Hazy sunshine for most of Saturday 3rd, so nice and warm. The breeze freshened during the afternoon and as a result there weren't the various insects clustered around the clumps of flowering Alexanders. The photo above shows part of the seawall by the Strood with a dense stand of the Alexanders. The plant has spread rapidly in recent years along grassy verges, hedgerows, seawalls and into gardens too. The run of recent frost-free winters may have encouraged the spread of the plant.
Plenty of mud on show along the Strood Channel but all those hundreds of waders present during the winter have all headed north. A thorough scan of the area could only reveal five whimbrel, curlew, two bar-tailed godwits, one summer plumaged black-tailed godwit, four oystercatchers, ten dunlin, redshank and the elegant sight of an avocet feeding along the channel bottom.

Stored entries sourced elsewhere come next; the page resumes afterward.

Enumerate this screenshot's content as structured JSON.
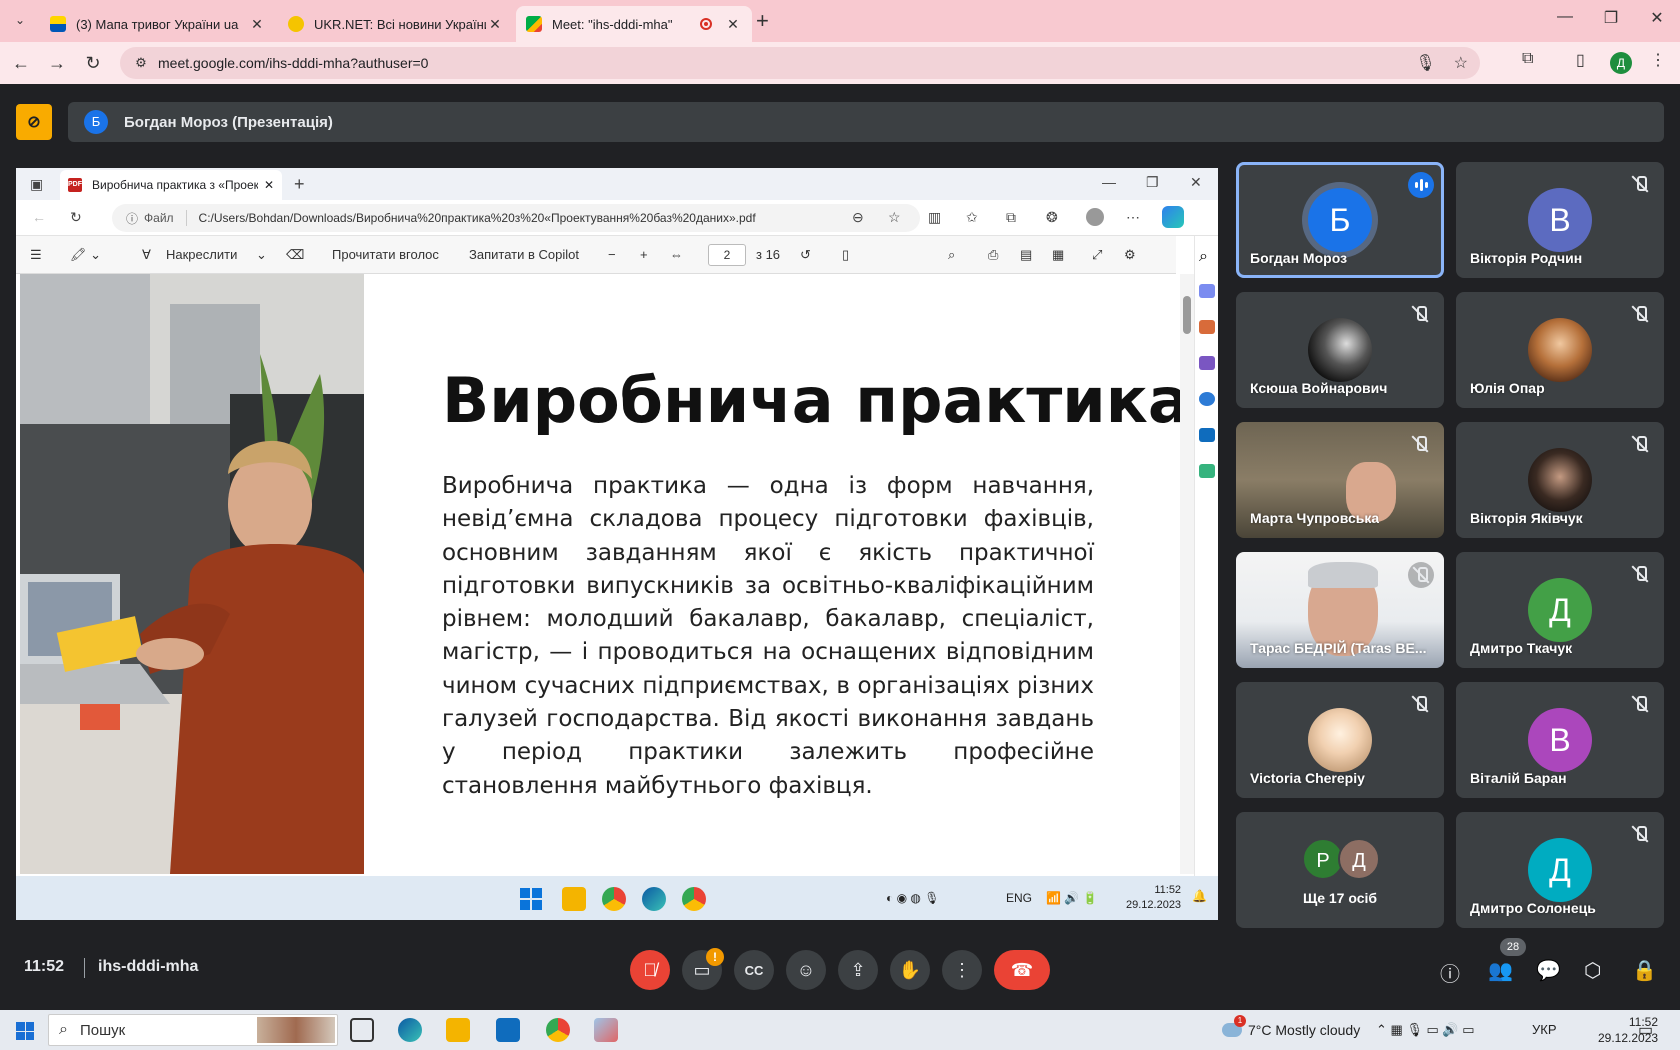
{
  "browser": {
    "tabs": [
      {
        "title": "(3) Мапа тривог України ua",
        "active": false
      },
      {
        "title": "UKR.NET: Всі новини України, ...",
        "active": false
      },
      {
        "title": "Meet: \"ihs-dddi-mha\"",
        "active": true
      }
    ],
    "url": "meet.google.com/ihs-dddi-mha?authuser=0",
    "profile_initial": "Д"
  },
  "meet": {
    "presenter_initial": "Б",
    "presenter_label": "Богдан Мороз (Презентація)",
    "time": "11:52",
    "meeting_code": "ihs-dddi-mha",
    "participant_count": "28",
    "participants": [
      {
        "name": "Богдан Мороз",
        "initial": "Б",
        "color": "#1a73e8",
        "speaking": true
      },
      {
        "name": "Вікторія Родчин",
        "initial": "В",
        "color": "#5c6bc0"
      },
      {
        "name": "Ксюша Войнарович",
        "initial": ""
      },
      {
        "name": "Юлія Опар",
        "initial": ""
      },
      {
        "name": "Марта Чупровська",
        "initial": ""
      },
      {
        "name": "Вікторія Яківчук",
        "initial": ""
      },
      {
        "name": "Тарас БЕДРІЙ (Taras BE...",
        "initial": ""
      },
      {
        "name": "Дмитро Ткачук",
        "initial": "Д",
        "color": "#43a047"
      },
      {
        "name": "Victoria Chereріу",
        "initial": ""
      },
      {
        "name": "Віталій Баран",
        "initial": "В",
        "color": "#ab47bc"
      },
      {
        "name": "Дмитро Солонець",
        "initial": "Д",
        "color": "#00acc1"
      }
    ],
    "more": {
      "label": "Ще 17 осіб",
      "initials": [
        "Р",
        "Д"
      ]
    }
  },
  "shared_screen": {
    "tab_title": "Виробнича практика з «Проект...",
    "file_label": "Файл",
    "path": "C:/Users/Bohdan/Downloads/Виробнича%20практика%20з%20«Проектування%20баз%20даних».pdf",
    "toolbar": {
      "draw": "Накреслити",
      "read_aloud": "Прочитати вголос",
      "copilot": "Запитати в Copilot",
      "page": "2",
      "of_pages": "з 16"
    },
    "slide": {
      "title": "Виробнича практика",
      "body": "Виробнича практика — одна із форм навчання, невід’ємна складова процесу підготовки фахівців, основним завданням якої є якість практичної підготовки випускників за освітньо-кваліфікаційним рівнем: молодший бакалавр, бакалавр, спеціаліст, магістр, — і проводиться на оснащених відповідним чином сучасних підприємствах, в організаціях різних галузей господарства. Від якості виконання завдань у період практики залежить професійне становлення майбутнього фахівця."
    },
    "taskbar": {
      "lang": "ENG",
      "time": "11:52",
      "date": "29.12.2023"
    }
  },
  "taskbar": {
    "search_placeholder": "Пошук",
    "weather": "7°C  Mostly cloudy",
    "weather_badge": "1",
    "lang": "УКР",
    "time": "11:52",
    "date": "29.12.2023"
  }
}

Two common terns were busy diving into the water after fish and then calling out loudly.
Three swifts raced overhead as they headed off the Island while a handful of swallows hawked low over the fields, although rather surprisingly only one house martin was seen. There don't appear to be as many corn buntings to be heard so far this spring here with just one singing this afternoon, although three others arrived onto the Island from the west.
Singing from the depths of the reedbeds and nearby bushes were 2 sedge warblers and 3 reed warblers and a common whitethroat. A roving flock of 50 starlings fed in the fields with birds continually flying back and forwards from the nearby houses, where they'll have nests.
The cuckoo was again calling loudly in West Mersea this morning, perched high in an ash tree near Victory Road.